- 988 Okunma
- 2 Yorum
- 0 Beğeni
TÜRK ASKERİ KIBRIS’TA İŞGALCİ DEĞİLDİR DİYEMEYEN BAŞBAKAN!
TÜRK ASKERİ KIBRIS’TA İŞGALCİ DEĞİLDİR DİYEMEYEN BAŞBAKAN!
’’Benim hayal ettiğim Kıbrıs’ta, Kıbrıs Türkleri ve Rumların, Müslüman ve Hristiyanların bir arada barış içinde yaşamasıdır. Ama Türk ordusunun Kıbrıs’taki işgalci statüsü, ne AB ne de BM tarafından kabul edilemeyecektir’’
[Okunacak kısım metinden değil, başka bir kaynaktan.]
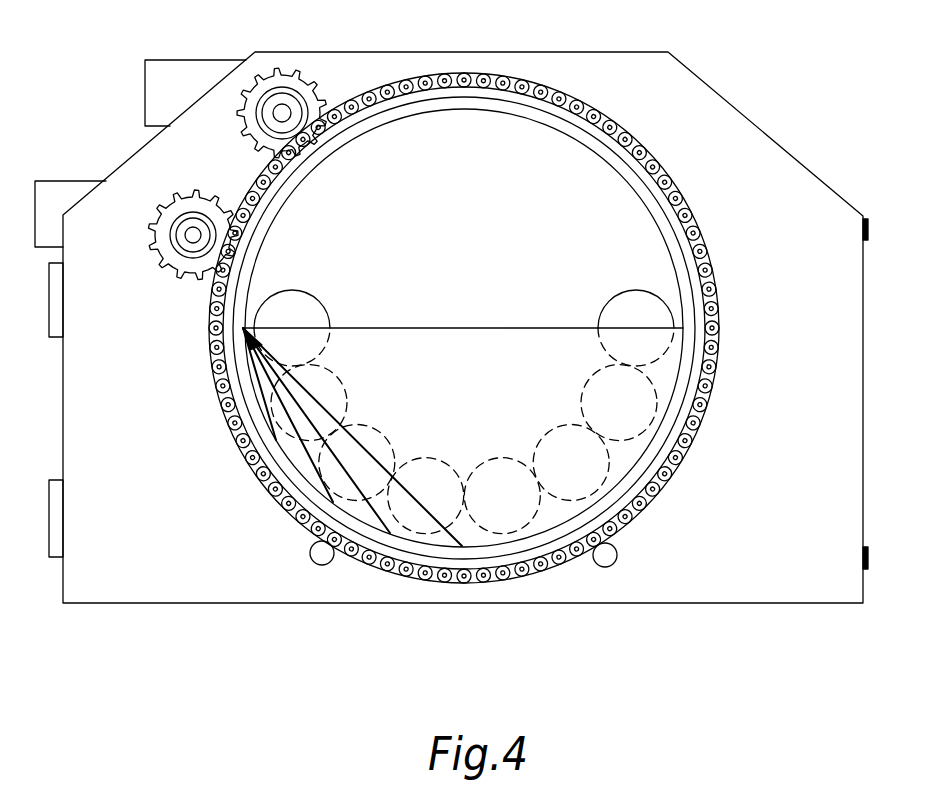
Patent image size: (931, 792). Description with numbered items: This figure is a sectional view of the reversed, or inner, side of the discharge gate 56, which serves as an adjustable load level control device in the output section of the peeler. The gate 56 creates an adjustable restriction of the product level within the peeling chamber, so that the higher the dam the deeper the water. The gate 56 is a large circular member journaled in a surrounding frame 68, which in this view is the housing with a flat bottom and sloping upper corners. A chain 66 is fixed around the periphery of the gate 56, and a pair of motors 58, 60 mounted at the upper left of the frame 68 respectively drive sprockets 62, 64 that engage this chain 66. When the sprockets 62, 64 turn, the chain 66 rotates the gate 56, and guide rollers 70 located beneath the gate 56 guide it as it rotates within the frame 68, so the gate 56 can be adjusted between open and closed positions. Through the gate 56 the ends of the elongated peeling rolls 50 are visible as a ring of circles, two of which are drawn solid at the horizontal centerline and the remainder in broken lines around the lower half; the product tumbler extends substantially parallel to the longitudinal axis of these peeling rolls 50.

The peeling rolls 50 is at (657, 307).
The discharge gate 56 is at (471, 400).
The motor 58 is at (73, 181).
The motor 60 is at (178, 58).
The sprocket 62 is at (163, 250).
The sprocket 64 is at (253, 128).
The chain 66 is at (617, 122).
The surrounding frame 68 is at (792, 232).
The guide rollers 70 is at (310, 563).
Erzurum’da Kış Olimpiyatlarının açılışında Papandreu böyle söyledi. Peki, bizim Başbakanımız ne dedi buna cevaben. Hiçbir şey söylemedi. Her zaman ki gibi hatip ağızıyla büyük büyük laflar etti, bir bakıma da güzel laflardı kendince. Çünkü bu çorbada kendi tuzu da olduğunu itiraf eden laflardı bunlar. Savaştan bahsetti barıştan bahsetti Annan planı öncesi verilen sözlerden, referandumdan sonra tutulmayan bu sözlerden bahsetti de bir türlü, Türk askerinin Kıbrıs’ta işgalci olmadığını garantörlük haklarına dayanılarak o adaya çıktığını ve yine bu haklar doğrultusunda adada kalıcı barış sağlanana dek kalacağını söyleyemedi. Söylediklerinin hepsi Türkiye’nin AB serüveninde yolunun kesilmesiyle ilgiliydi. Hatta Referandum öncesi Davos ve Burgenstock’ta, yapılan çalışmalar için bakın ne diyor.
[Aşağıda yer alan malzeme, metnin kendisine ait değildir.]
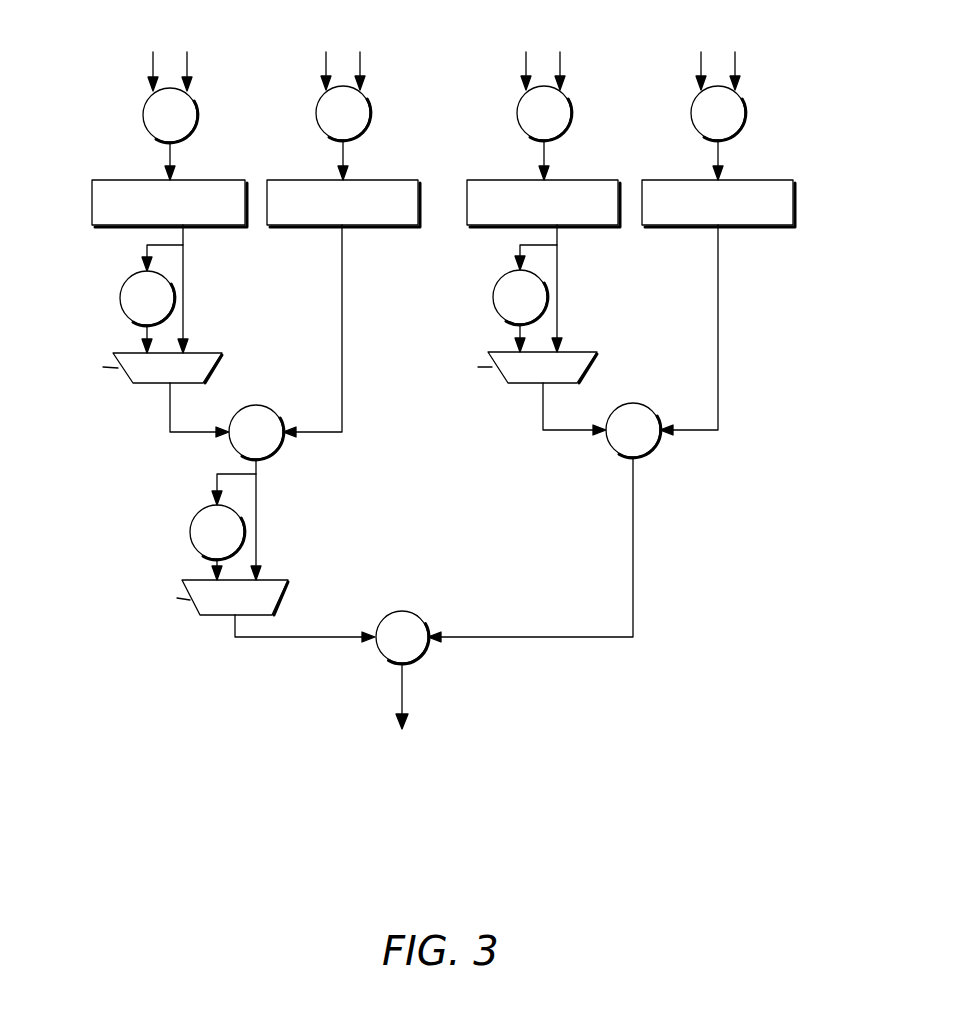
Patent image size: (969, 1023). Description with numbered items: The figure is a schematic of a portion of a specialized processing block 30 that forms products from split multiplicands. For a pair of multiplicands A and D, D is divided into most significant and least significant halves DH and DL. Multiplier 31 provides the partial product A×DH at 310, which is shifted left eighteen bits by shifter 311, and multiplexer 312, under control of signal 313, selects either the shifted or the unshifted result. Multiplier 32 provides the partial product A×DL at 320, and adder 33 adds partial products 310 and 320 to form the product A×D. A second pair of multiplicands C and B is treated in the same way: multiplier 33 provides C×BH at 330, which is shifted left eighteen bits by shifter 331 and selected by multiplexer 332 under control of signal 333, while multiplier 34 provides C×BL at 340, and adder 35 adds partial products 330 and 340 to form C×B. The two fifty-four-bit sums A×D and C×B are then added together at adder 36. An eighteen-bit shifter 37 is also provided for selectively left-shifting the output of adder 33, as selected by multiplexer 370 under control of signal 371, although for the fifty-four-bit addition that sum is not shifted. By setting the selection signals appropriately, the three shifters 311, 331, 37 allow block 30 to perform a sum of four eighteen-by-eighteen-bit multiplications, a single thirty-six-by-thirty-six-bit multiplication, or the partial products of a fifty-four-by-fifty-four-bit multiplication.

The specialized processing block 30 is at (851, 80).
The multiplier 31 is at (143, 118).
The multiplier 32 is at (355, 139).
The adder 33 is at (253, 405).
The multiplier 34 is at (745, 113).
The adder 35 is at (633, 403).
The adder 36 is at (400, 611).
The shifter 37 is at (190, 525).
The partial product A×DH 310 is at (92, 205).
The shifter 311 is at (120, 302).
The multiplexer 312 is at (152, 385).
The control signal 313 is at (118, 370).
The partial product A×DL 320 is at (365, 227).
The partial product C×BH 330 is at (498, 178).
The shifter 331 is at (493, 300).
The multiplexer 332 is at (532, 385).
The control signal 333 is at (492, 370).
The partial product C×BL 340 is at (774, 178).
The multiplexer 370 is at (215, 617).
The control signal 371 is at (188, 604).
’’kazan kazan’’ (win-win) esasına göre Kıbrıs sorununun çözülmesi önerisi getirdiklerini hatırlatıyor ve devamında ’’Burgenstock’ta bizzat işin başındaydım ve orada kapandık, çalışmalara başladık. Ne yapacaktık? Kıbrıs sorununu çözecektik. İmzalar atıldı ve atılan imzalara rağmen 26 Nisan 2004’te AB bu işi çözme noktasında kararlı olduğunun sinyallerini verdi. Oybirliği ile o gün karar verildi. Kuzey Kıbrıs’a uygulanan izolasyon son bulacaktı. Sorun son buldu mu? Bulmadı.” Diyor.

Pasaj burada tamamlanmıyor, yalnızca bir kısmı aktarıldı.